23.09.2013 | 17:03 Uhr |

BlackBerry macht knapp eine Milliarde US-Dollar Verlust und zieht die Konsequenzen – 4.500 Mitarbeiter verlieren ihren Job.

BlackBerry, ehemals Research in Motion (RIM), hat am Wochenende einen Rekordverlust in Höhe von 995 Millionen US-Dollar bekannt gegeben. Einer der größten Faktoren dürfte dabei wohl die geringe Nachfrage nach dem Touchscreen-Smartphone BlackBerry Z10 gewesen sein. Das Unternehmen hat es damit in diesem Jahr nicht geschafft, sich gegen die übermächtige Konkurrenz seitens iOS und Android durchzusetzen.

Nachdem BlackBerry vor etwa einem Jahr bereits 5.000 Mitarbeiter entlassen hat, drohen der Belegschaft nun weitere Einsparungsmaßnahmen.

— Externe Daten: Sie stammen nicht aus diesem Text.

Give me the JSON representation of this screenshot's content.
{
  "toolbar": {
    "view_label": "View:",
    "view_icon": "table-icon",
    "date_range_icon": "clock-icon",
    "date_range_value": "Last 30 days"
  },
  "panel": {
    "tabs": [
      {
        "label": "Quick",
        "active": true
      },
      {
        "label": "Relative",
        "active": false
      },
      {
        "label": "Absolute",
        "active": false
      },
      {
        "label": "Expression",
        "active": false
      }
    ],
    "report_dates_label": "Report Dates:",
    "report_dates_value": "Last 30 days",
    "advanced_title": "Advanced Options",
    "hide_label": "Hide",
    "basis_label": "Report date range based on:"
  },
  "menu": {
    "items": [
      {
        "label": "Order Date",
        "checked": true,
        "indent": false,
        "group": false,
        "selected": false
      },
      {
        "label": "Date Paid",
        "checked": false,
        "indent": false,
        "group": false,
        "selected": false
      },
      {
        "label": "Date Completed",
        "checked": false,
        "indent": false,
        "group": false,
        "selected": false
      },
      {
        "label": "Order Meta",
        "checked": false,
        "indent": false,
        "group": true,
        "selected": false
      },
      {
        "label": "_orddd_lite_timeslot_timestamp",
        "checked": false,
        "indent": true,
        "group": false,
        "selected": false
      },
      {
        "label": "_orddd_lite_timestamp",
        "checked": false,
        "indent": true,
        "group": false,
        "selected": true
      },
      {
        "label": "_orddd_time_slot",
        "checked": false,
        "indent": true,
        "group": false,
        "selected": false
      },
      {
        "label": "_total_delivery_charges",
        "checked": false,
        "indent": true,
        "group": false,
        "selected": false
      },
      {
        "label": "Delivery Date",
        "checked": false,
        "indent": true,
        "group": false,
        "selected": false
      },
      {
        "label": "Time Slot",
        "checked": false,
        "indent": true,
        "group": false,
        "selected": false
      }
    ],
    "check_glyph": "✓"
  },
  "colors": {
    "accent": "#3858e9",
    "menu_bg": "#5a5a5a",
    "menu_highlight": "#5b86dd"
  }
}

Auch in diesem Jahr sollen noch einmal 4.500 Beschäftigte gestrichen werden. Damit wären bei BlackBerry weltweit nur noch 7.000 Mitarbeiter angestellt. Um sein Unternehmen wieder profitabel zu machen, will CEO Thorsten Heins das Smartphone-Portfolio von sechs auf vier Geräte reduzieren und sich künftig wieder verstärkt auf Firmenkunden konzentrieren.

Blackberry 10 im Vergleich mit Android, iOS und WP8

Auch der Release des BlackBerry Messenger (BBM) lief am vergangenen Wochenende nicht so reibungslos wie erhofft. Am Samstag stand die App für Android zum Download bereit, verursachte jedoch bei vielen Nutzern Probleme. Aus diesem Grund wurde die Software wieder aus dem Play Store entfernt. Wann mit der finalen Veröffentlichung für iOS und Android zu rechnen ist, bleibt unklar.